The general concept of industrial democracy has been much criticized by both pluralist and Marxist writers. The pluralist argument is that participation in management dilutes trade unions’ ability to represent their members effectively in collective bargaining (Clegg, 1960). The pluralist critique amounts to an alternative definition of industrial democracy based upon opposition (through collective bargaining) rather than participation (see also COUNTERVAILING POWER, PLURALISM).
The Marxist criticism is that it is not possible within a capitalist society to incrementally gain workers’ control through employee participation in business enterprises (Hyman, 1984).
Historically, industrial democracy has its roots in French syndicalism which influenced early socialist thinking and trade unionism in the US and UK in the early decades of the 20th century.
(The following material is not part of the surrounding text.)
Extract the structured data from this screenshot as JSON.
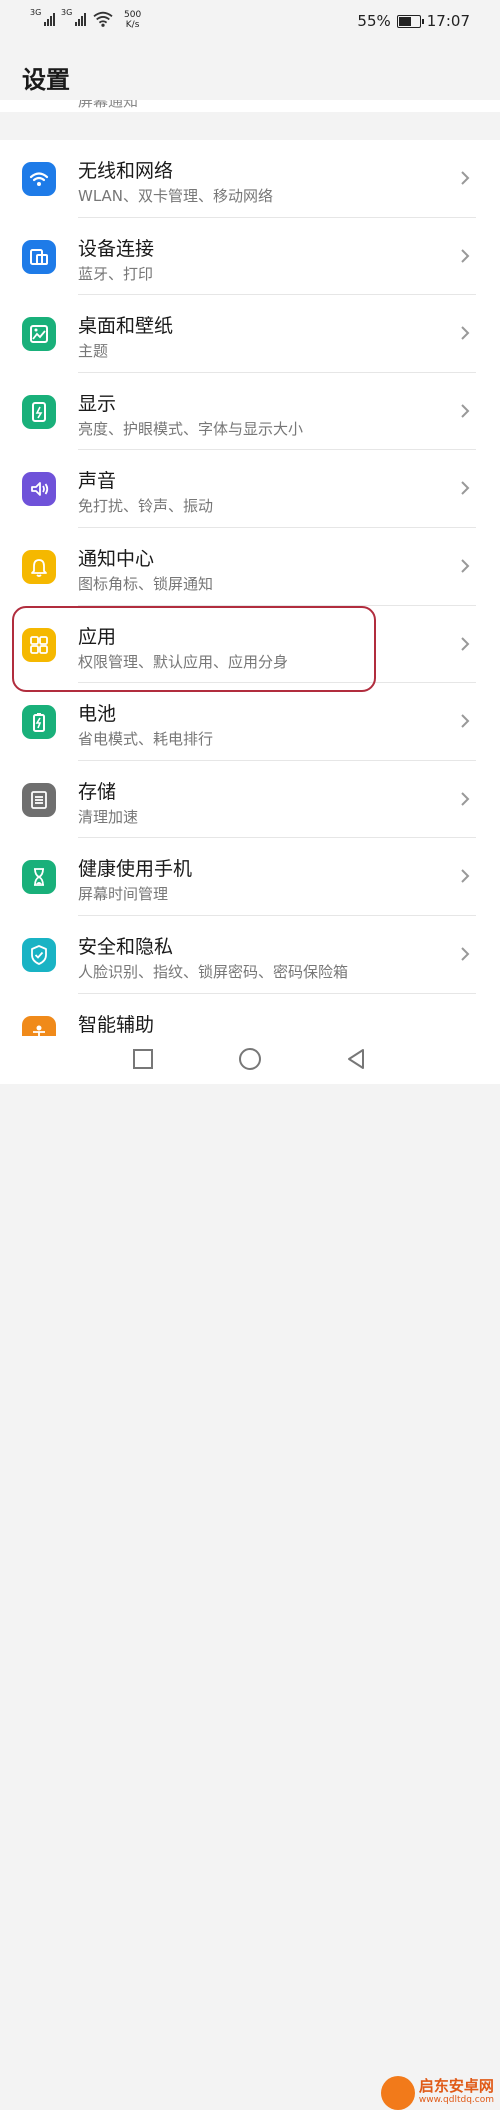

In the UK, the movement transmuted into guild socialism in the inter-war years (Pribicevic, 1959) and reappeared as a force in the 1960s largely as a consequence of the agitation of the Institute of Workers’ Control (Coates and Topham, 1972). This group was active in supporting the establishment of cooperatives and worker directors on the boards of nationalized industries. In the UK, however, the biggest impetus towards implementing industrial democracy on a wide scale came in the 1970s, with the publication of the draft Fifth Directive of the EEC Commission in 1972. The British government's response was to set up the Bullock Committee of Inquiry on Industrial Democracy. This committee's principal recommendation was that workers should be represented, via trade union channels, on all companies employing over 2,000 workers. The proposals, however, were almost wholly ignored as none of the interested parties (government, employers, trade unions) found the recommendations palatable to them. In the 1980s there was (managerial) interest in participation on management's terms (i.e. quality circles) and in some extension of ownership through share schemes.